Incidence of seropositive myasthenia gravis in Cape Town and South Africa

Author(s): Bateman KJ, Schinkel M, Little F, Liebenberg L, Vincent A, et al.


Background:Myasthenia gravis (MG) is a treatable autoimmune disease characterised by fatiguable weakness of skeletal muscles. More than 85% of MG patients have antibodies to the acetylcholine receptor (AChR) at the neuromuscular junction or are seropositive for MG (SPMG). In the developed world the incidence of MG has increased, particularly among older individuals, but no epidemiological studies have been done on SPMG in Africa.
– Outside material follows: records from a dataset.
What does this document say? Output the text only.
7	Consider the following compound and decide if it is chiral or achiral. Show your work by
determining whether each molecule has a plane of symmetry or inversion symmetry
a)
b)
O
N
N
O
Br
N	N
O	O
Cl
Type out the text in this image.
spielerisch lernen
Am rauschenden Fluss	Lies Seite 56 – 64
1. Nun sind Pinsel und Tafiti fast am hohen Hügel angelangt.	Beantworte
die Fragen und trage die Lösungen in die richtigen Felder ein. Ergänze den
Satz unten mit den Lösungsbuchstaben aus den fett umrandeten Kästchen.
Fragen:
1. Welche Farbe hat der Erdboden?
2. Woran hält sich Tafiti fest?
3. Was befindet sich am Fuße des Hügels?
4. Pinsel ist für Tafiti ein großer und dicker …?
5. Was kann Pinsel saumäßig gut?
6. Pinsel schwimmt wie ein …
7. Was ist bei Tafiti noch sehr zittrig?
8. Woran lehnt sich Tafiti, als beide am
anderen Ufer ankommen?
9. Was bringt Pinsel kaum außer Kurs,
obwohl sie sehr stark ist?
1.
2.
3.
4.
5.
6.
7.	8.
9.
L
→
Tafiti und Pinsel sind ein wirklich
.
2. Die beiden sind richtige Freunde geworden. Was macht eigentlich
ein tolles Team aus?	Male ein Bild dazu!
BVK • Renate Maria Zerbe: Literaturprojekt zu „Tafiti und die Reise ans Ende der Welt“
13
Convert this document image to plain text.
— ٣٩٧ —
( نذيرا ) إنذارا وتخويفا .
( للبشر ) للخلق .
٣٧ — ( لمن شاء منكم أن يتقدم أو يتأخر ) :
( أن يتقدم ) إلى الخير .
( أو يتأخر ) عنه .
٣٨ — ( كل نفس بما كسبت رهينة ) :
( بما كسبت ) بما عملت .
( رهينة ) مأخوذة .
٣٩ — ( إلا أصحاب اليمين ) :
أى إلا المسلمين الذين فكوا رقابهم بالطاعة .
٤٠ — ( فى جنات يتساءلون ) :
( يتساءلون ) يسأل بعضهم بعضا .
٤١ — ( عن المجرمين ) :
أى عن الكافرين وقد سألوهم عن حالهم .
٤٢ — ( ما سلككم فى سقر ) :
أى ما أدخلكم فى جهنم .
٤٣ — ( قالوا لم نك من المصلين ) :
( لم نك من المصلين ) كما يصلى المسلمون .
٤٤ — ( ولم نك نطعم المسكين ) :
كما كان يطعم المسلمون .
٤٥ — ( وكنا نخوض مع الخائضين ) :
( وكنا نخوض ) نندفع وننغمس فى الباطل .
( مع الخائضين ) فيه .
Objectives:To determine the annual incidence rate (IR) of SPMG in the Cape Town (CT) municipality, and the crude annual IR of SPMG for the whole of South Africa (SA).

Methods:Positive AChR antibody tests were identified between 1 January 2003 and 1 January 2005 for patients living in CT, and the age- and sex-specific incidences were calculated. To determine the national crude annual IR over the same period, positive assays were identified from the laboratories that process AChR assays for SA. National Census 2001 population statistics formed the denominators.

Results:There were 65 positive assays in CT, and 230 nationwide. Based on these figures the annual IR for CT was 11.2 per million per year (95% confidence interval (CI) 8.7 - 14.3), and for South Africa 2.6 per million/year (95% CI 2.2 - 2.9). After a questionnaire response from CT neurologists regarding the routine use of the AChR antibody assay, the annual IR for CT was adjusted to 12.6 per million (95% CI 9.9 - 15.9) to incorporate those presumed to have SPMG without a confirmatory test. In CT, the IR in females was 15.3 per million/year (95% CI 11.2 - 20.4), and in males, 6.8 per million/year (95% CI 4.1 - 10.7). The CT IRs for blacks, coloureds and whites were not statistically different after adjusting for age and gender. The IR of SPMG in CT was 6 times greater in those presenting after the age of 50 years than in those with earlier disease onset (95% CI 3.7 - 9.7).

Conclusions:The annual IR of SPMG in CT is much the same as rates recorded recently in other developed countries, but the rest of SA has a much lower IR. A preponderance of MG starting after the age of 50 years reflects a worldwide trend, although the CT data showed a relatively lower-than-expected incidence for older males. IRs for SPMG vary widely in different regions in SA; this is likely to be related to differences in regional health care delivery, and underdiagnosis.